The challenge of extracting APKs from Work Profile applications on Intune-enrolled devices requires creative solutions. Traditional extraction methods often fail due to enhanced security restrictions, user profile isolation, and MDM policies. However, the approach of transferring applications from Work Profile to personal profile and then extracting them provides a viable workaround.

The key insight is that many enterprise applications are not inherently restricted to Work Profile environments – the restriction is often in the distribution mechanism. By transferring the application to a personal profile, we can bypass these restrictions and perform standard APK extraction.
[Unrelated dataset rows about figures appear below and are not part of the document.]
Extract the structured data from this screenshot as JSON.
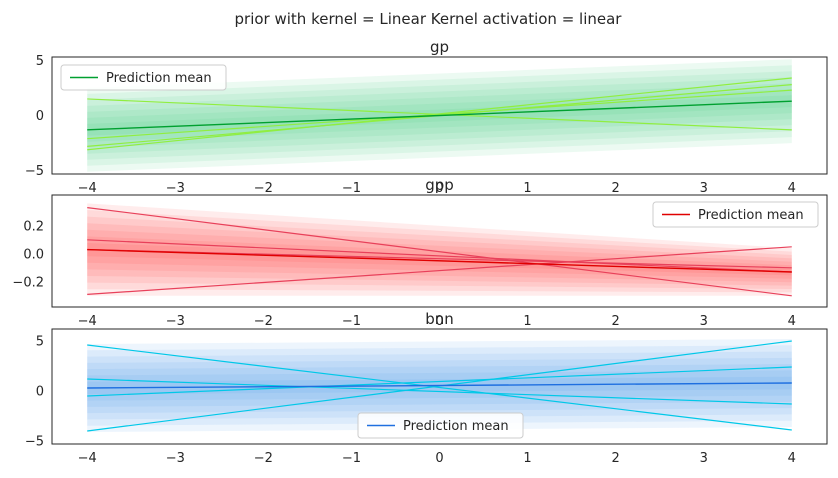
{
  "figure": {
    "suptitle": "prior with kernel = Linear Kernel activation = linear"
  },
  "chart_data": [
    {
      "type": "line",
      "title": "gp",
      "xlabel": "",
      "ylabel": "",
      "xlim": [
        -4.4,
        4.4
      ],
      "ylim": [
        -5.3,
        5.3
      ],
      "xticks": [
        -4,
        -3,
        -2,
        -1,
        0,
        1,
        2,
        3,
        4
      ],
      "xtick_labels": [
        "−4",
        "−3",
        "−2",
        "−1",
        "0",
        "1",
        "2",
        "3",
        "4"
      ],
      "yticks": [
        -5,
        0,
        5
      ],
      "ytick_labels": [
        "−5",
        "0",
        "5"
      ],
      "x": [
        -4,
        4
      ],
      "mean": [
        -1.3,
        1.3
      ],
      "band_halfwidth": [
        3.8,
        3.8
      ],
      "samples": [
        [
          1.5,
          -1.3
        ],
        [
          -2.1,
          2.3
        ],
        [
          -2.8,
          2.8
        ],
        [
          -3.1,
          3.4
        ]
      ],
      "legend": {
        "entries": [
          "Prediction mean"
        ],
        "position": "top-left"
      },
      "colors": {
        "mean": "#00a030",
        "band": "#2ecc71",
        "sample": "#90ee40"
      },
      "grid": false
    },
    {
      "type": "line",
      "title": "gpp",
      "xlabel": "",
      "ylabel": "",
      "xlim": [
        -4.4,
        4.4
      ],
      "ylim": [
        -0.38,
        0.42
      ],
      "xticks": [
        -4,
        -3,
        -2,
        -1,
        0,
        1,
        2,
        3,
        4
      ],
      "xtick_labels": [
        "−4",
        "−3",
        "−2",
        "−1",
        "0",
        "1",
        "2",
        "3",
        "4"
      ],
      "yticks": [
        -0.2,
        0.0,
        0.2
      ],
      "ytick_labels": [
        "−0.2",
        "0.0",
        "0.2"
      ],
      "x": [
        -4,
        4
      ],
      "mean": [
        0.03,
        -0.13
      ],
      "band_halfwidth": [
        0.33,
        0.17
      ],
      "samples": [
        [
          0.33,
          -0.3
        ],
        [
          -0.29,
          0.05
        ],
        [
          0.1,
          -0.13
        ],
        [
          0.03,
          -0.1
        ]
      ],
      "legend": {
        "entries": [
          "Prediction mean"
        ],
        "position": "top-right"
      },
      "colors": {
        "mean": "#e00000",
        "band": "#ff3030",
        "sample": "#e8405a"
      },
      "grid": false
    },
    {
      "type": "line",
      "title": "bnn",
      "xlabel": "",
      "ylabel": "",
      "xlim": [
        -4.4,
        4.4
      ],
      "ylim": [
        -5.3,
        6.2
      ],
      "xticks": [
        -4,
        -3,
        -2,
        -1,
        0,
        1,
        2,
        3,
        4
      ],
      "xtick_labels": [
        "−4",
        "−3",
        "−2",
        "−1",
        "0",
        "1",
        "2",
        "3",
        "4"
      ],
      "yticks": [
        -5,
        0,
        5
      ],
      "ytick_labels": [
        "−5",
        "0",
        "5"
      ],
      "x": [
        -4,
        4
      ],
      "mean": [
        0.3,
        0.8
      ],
      "band_halfwidth": [
        4.4,
        4.4
      ],
      "samples": [
        [
          4.6,
          -3.9
        ],
        [
          -4.0,
          5.0
        ],
        [
          -0.5,
          2.4
        ],
        [
          1.2,
          -1.3
        ]
      ],
      "legend": {
        "entries": [
          "Prediction mean"
        ],
        "position": "lower-center"
      },
      "colors": {
        "mean": "#1e6fe0",
        "band": "#3a8ee8",
        "sample": "#00c8e8"
      },
      "grid": false
    }
  ]
}
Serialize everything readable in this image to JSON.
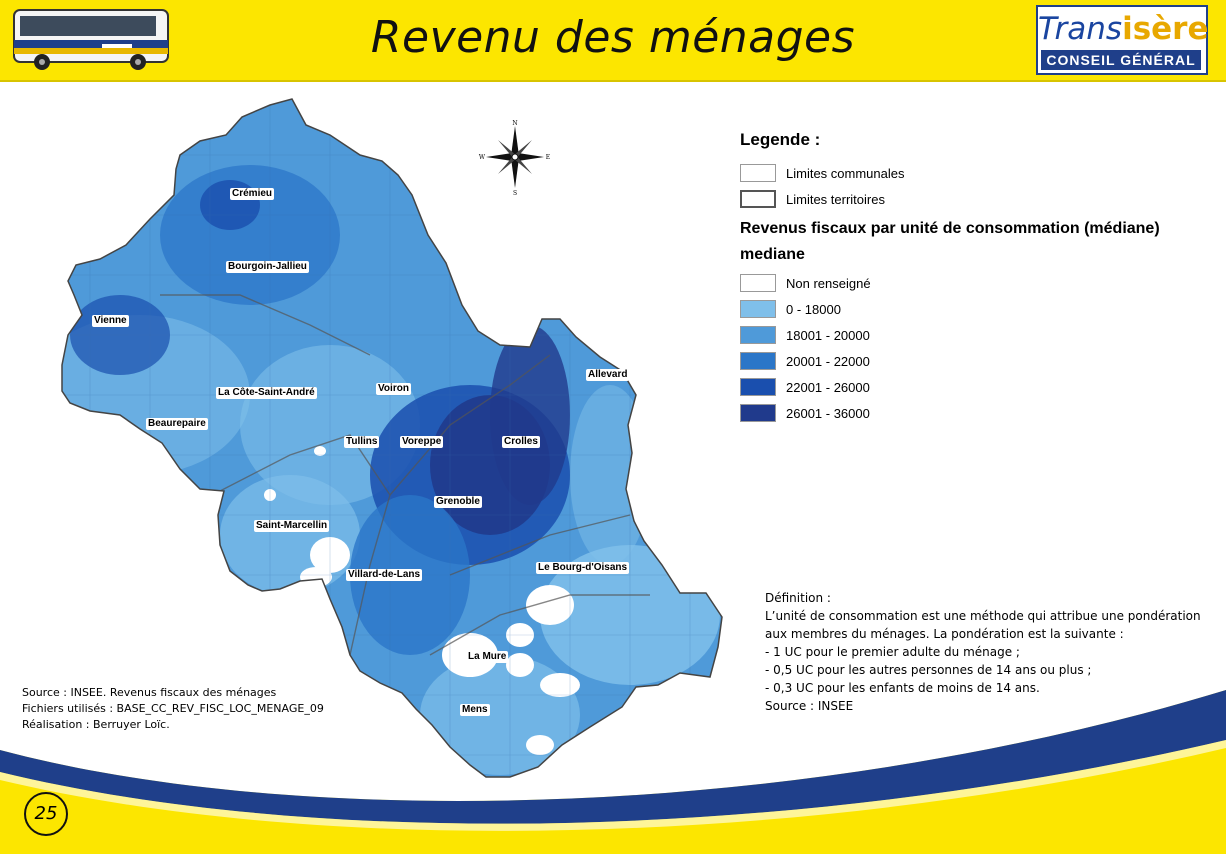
{
  "header": {
    "title": "Revenu des ménages",
    "logo_trans": "Trans",
    "logo_isere": "isère",
    "logo_subtitle": "CONSEIL GÉNÉRAL",
    "colors": {
      "header_bg": "#fce600",
      "logo_blue": "#1f3f8a"
    }
  },
  "map": {
    "compass": {
      "n": "N",
      "s": "S",
      "e": "E",
      "w": "W"
    },
    "places": [
      "Crémieu",
      "Bourgoin-Jallieu",
      "Vienne",
      "La Côte-Saint-André",
      "Beaurepaire",
      "Voiron",
      "Tullins",
      "Voreppe",
      "Crolles",
      "Allevard",
      "Grenoble",
      "Saint-Marcellin",
      "Villard-de-Lans",
      "Le Bourg-d'Oisans",
      "La Mure",
      "Mens"
    ]
  },
  "legend": {
    "title": "Legende :",
    "limits": [
      "Limites communales",
      "Limites territoires"
    ],
    "section_title": "Revenus fiscaux par unité de consommation (médiane)",
    "section_subtitle": "mediane",
    "classes": [
      {
        "label": "Non renseigné",
        "color": "#ffffff"
      },
      {
        "label": "0 - 18000",
        "color": "#7fbfea"
      },
      {
        "label": "18001 - 20000",
        "color": "#4f9ad9"
      },
      {
        "label": "20001 - 22000",
        "color": "#2b76c8"
      },
      {
        "label": "22001 - 26000",
        "color": "#1a4fae"
      },
      {
        "label": "26001 - 36000",
        "color": "#203a8c"
      }
    ]
  },
  "definition": {
    "heading": "Définition :",
    "lines": [
      "L’unité de consommation est une méthode qui attribue une pondération",
      "aux membres du ménages. La pondération est la suivante :",
      "- 1 UC pour le premier adulte du ménage ;",
      "- 0,5 UC pour les autres personnes de 14 ans ou plus ;",
      "- 0,3 UC pour les enfants de moins de 14 ans.",
      "Source : INSEE"
    ]
  },
  "sources": {
    "lines": [
      "Source :  INSEE. Revenus fiscaux des ménages",
      "Fichiers utilisés : BASE_CC_REV_FISC_LOC_MENAGE_09",
      "Réalisation : Berruyer Loïc."
    ]
  },
  "page_number": "25"
}
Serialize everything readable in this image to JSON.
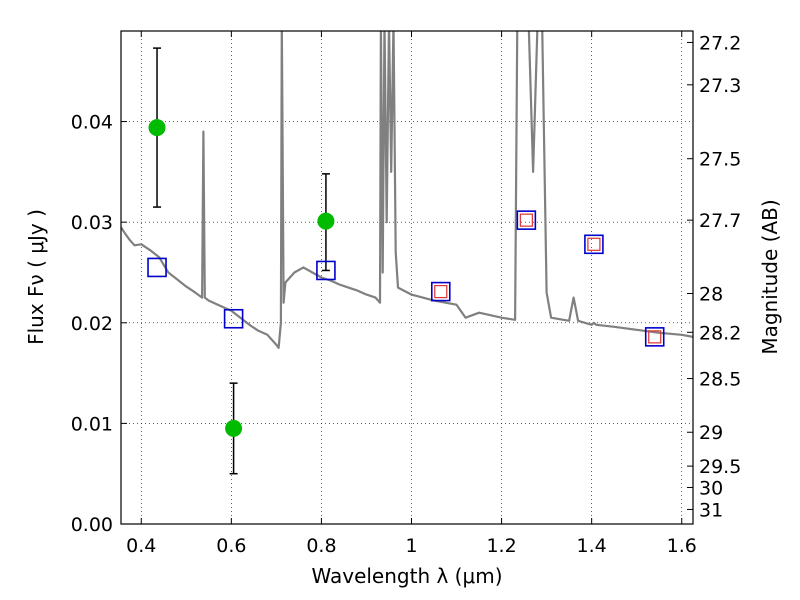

MMSF’s Work Profile module automates this process, making it more efficient and reliable for penetration testers to pull the APK from the device.

As mobile security continues to evolve, staying adaptable and creative in our approaches will be essential for effective penetration testing. The methods described here represent current solutions, but the ongoing cat-and-mouse game between security measures and testing techniques means that continuous learning and adaptation are necessary.

Remember that successful mobile penetration testing requires not just technical skills, but also proper authorization, ethical considerations, and a thorough understanding of the enterprise environment you’re testing.